Il y a vingt ans, il piratait les plus grandes marques du monde. Aujourd’hui, il travaille avec elles. C’est l’histoire d’Ora ïto, acteur unique du design international. À travers un concept néologiste de « simplexité », le designer tricolore se fait une place de choix dans les mémoires, grâce à des créations toujours plus incroyables. Rencontre avec un artiste philanthrope qui ne recule devant rien.

À 43 ans, Ora ïto est un des designers les plus plébiscités au monde. C’est au gré d’un parcours atypique qu’il acquiert ce statut. Alors étudiant à l’ESDI-Créapole, il crée des objets virtuels en image de synthèse. « J’imaginais être le directeur artistique de grandes marques comme Apple ou Vuitton, sans leur demander leur autorisation, je faisais des objets qui reprenaient leur ADN », explique-t-il. Des marques qui font partie de la mémoire collective et qui sont des symboles de notre génération. Très vite, le jeune designer se rend compte du pouvoir de ces marques. En 1998, il met ses objets 3D sur internet, et c’est l’effervescence. Ses créations deviennent virales et font le tour du monde. À 21 ans, Ora ïto vient de faire le premier détournement de marque de l’histoire, à l’aide de stations de travail sur le logiciel Alias de Silicon Graphics.

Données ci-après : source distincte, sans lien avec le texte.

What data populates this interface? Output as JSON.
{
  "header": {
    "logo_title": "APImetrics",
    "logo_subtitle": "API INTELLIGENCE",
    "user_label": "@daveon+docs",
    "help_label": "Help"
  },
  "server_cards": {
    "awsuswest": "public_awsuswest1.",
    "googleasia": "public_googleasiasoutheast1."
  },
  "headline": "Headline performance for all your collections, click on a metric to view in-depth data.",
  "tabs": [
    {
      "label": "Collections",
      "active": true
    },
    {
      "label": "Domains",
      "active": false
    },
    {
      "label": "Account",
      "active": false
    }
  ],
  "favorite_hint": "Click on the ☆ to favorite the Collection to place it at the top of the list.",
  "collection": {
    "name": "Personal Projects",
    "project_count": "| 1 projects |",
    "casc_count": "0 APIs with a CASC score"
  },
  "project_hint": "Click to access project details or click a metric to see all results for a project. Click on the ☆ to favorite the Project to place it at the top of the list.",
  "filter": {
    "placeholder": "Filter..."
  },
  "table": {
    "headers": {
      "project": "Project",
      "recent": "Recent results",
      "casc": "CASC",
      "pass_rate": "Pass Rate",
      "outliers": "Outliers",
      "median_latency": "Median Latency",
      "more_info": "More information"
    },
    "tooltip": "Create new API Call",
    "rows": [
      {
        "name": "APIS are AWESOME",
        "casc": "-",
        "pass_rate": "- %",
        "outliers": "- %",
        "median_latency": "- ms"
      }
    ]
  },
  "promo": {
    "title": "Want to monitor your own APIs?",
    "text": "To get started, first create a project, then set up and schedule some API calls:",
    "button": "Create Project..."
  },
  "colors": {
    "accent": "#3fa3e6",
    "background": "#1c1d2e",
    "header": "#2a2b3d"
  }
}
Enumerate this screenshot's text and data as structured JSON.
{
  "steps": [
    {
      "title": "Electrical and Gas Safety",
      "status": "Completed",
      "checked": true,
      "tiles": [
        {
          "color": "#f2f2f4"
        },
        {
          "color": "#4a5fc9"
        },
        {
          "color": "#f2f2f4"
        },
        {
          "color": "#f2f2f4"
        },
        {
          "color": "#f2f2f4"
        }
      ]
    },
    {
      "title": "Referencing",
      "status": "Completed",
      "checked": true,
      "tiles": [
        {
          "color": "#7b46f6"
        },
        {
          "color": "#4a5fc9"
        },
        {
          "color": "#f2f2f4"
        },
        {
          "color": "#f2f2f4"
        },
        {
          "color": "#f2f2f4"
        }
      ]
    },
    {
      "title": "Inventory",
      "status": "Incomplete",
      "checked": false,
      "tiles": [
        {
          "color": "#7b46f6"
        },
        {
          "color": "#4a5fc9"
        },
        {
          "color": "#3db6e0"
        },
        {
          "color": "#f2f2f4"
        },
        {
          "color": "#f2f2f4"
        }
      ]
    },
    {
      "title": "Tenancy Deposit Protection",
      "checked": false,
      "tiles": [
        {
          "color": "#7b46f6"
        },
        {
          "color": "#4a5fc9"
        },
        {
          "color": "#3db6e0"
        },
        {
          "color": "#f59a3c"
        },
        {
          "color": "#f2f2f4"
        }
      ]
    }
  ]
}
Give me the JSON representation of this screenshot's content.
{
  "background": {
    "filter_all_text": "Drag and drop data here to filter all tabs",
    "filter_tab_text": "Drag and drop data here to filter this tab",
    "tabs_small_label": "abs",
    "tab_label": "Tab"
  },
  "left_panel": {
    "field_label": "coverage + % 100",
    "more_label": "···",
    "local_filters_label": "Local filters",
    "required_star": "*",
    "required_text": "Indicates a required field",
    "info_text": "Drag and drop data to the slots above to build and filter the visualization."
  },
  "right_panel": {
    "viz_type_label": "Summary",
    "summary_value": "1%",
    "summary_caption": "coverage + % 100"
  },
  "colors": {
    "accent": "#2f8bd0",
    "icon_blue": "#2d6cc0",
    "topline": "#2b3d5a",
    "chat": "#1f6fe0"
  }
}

Révolutionner le monde du design

L’histoire démarre pour le designer, qui arbore dès ses débuts une vision très pluridisciplinaire de la création. « Un vaisseau parcourant les différents espaces artistiques, c’est cela qui caractérise vraiment ce que je fais aujourd’hui. » Son fer de lance : les collaborations. Qui durent, pour certaines, depuis dix ou quinze ans, avec des partenaires industriels qui amènent la caution du savoir-faire à la dimension futuriste présentée par le designer français. Derrière la philosophie de la « simplexité » se cache une idée de la réduction de la matière, intégrant l’aspect écologique dans son processus de création. Pour Ora ïto, l’écologie ne consiste pas seulement en l’adoption de matériaux green, c’est une manière de créer. Un objet de bonne manufacture qui n’a pas un design lié à une tendance possède cette vertu de l’intemporel. Il dure et se veut donc, par définition, écologique. En 2002, alors qu’il vient de se faire connaître par le monde du design, Ora ïto conclut son premier contrat avec Heineken. Le brasseur néerlandais voulait donner une dimension prestige à sa nouvelle bouteille pour conquérir la gente féminine. Une collaboration fructueuse, qui fait émerger l’idée d’une bouteille en aluminium. Le design imaginé par le jeune Français connaît un franc succès et le concept se déploie dans 22 pays. Un nouveau venu débarque donc sur la planète design. Il n’essaie pas de marquer les esprits, mais d’être toujours là où on ne l’attend pas. « Je n’ai pas voulu rentrer dans une case parce que ça supprime cette faculté de pouvoir faire tout ce que l’on a envie défaire », explique Ora ïto. C’est pourquoi le langage volumique qu’il développe depuis ses débuts est capable de rentrer dans n’importe quelle typologie, qu’il s’agisse d’un train ou bien d’un bateau. Le créateur conçoit ses objets en se posant toujours les mêmes bonnes questions.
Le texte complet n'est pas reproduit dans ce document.